Le film de Ben Lawrence est très émouvant. Au-delà même de cette terrible injustice que vivent Julian Assange et sa famille, ses enfants qui grandissent sans leur père, les épreuves quotidienne pour Stella et John qui courent un marathon épuisant et parfois désespérant, pointe l’énorme contradiction de notre démocratie occidentale : Qui est le criminel dans cette affaire ? Où en est-on de notre soumission pour accepter sans broncher un tel scandale ? Qui peut se prétendre journaliste sans défendre la cause d’Assange ?

John Shipton (le père de Julian), Stella Assange (son épouse) avec un de ses fils.

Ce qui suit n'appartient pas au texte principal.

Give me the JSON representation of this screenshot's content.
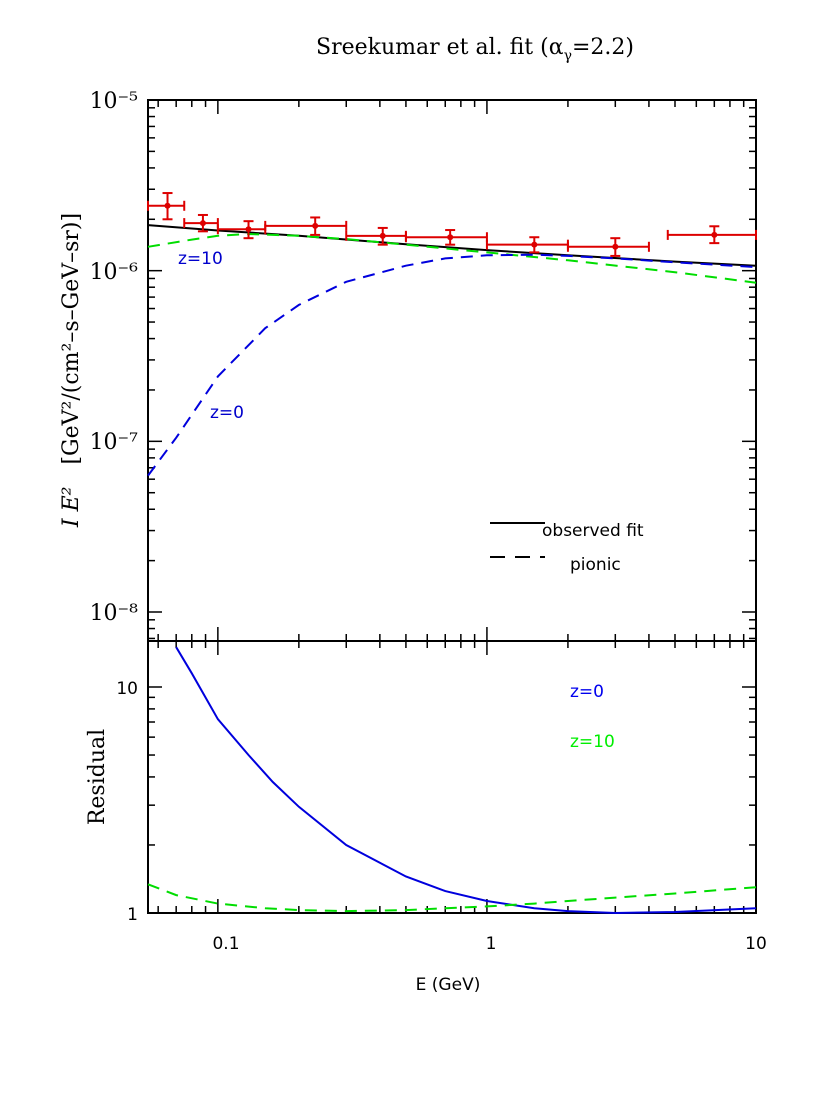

D’abord réfugié à l’ambassade d’Equateur à Londres puis dans une prison haute sécurité depuis quatre ans pour avoir publié la vérité, rien que la vérité, Julian Assange est le seul journaliste emprisonné pour ces révélations admises comme vraies (ce n’est pas leur vérité qui a été contestée mais le fait d’en d’informer les citoyens des horreurs qui était faites en leur nom et en secret). Julian Assange est le bouc émissaire, le Victor Jara a qui il faut briser les mains pour donner l’exemple, une nouvelle version de Prométhée comme le souligne son père. Julian Assange survit dans des conditions indignes pour tout humain, quoi qu’il ait d’ailleurs fait. L’injustice est ici flagrante et nous renvoie un terrible miroir de nos démocraties occidentales aux fondations tellement fragiles. Après avoir vu ce film, impossible de rester de marbre. Comment supporter une telle injustice ? Mais avant tout, on comprend ici comment fonctionne le pouvoir et la nécessité absolue de s’organiser collectivement.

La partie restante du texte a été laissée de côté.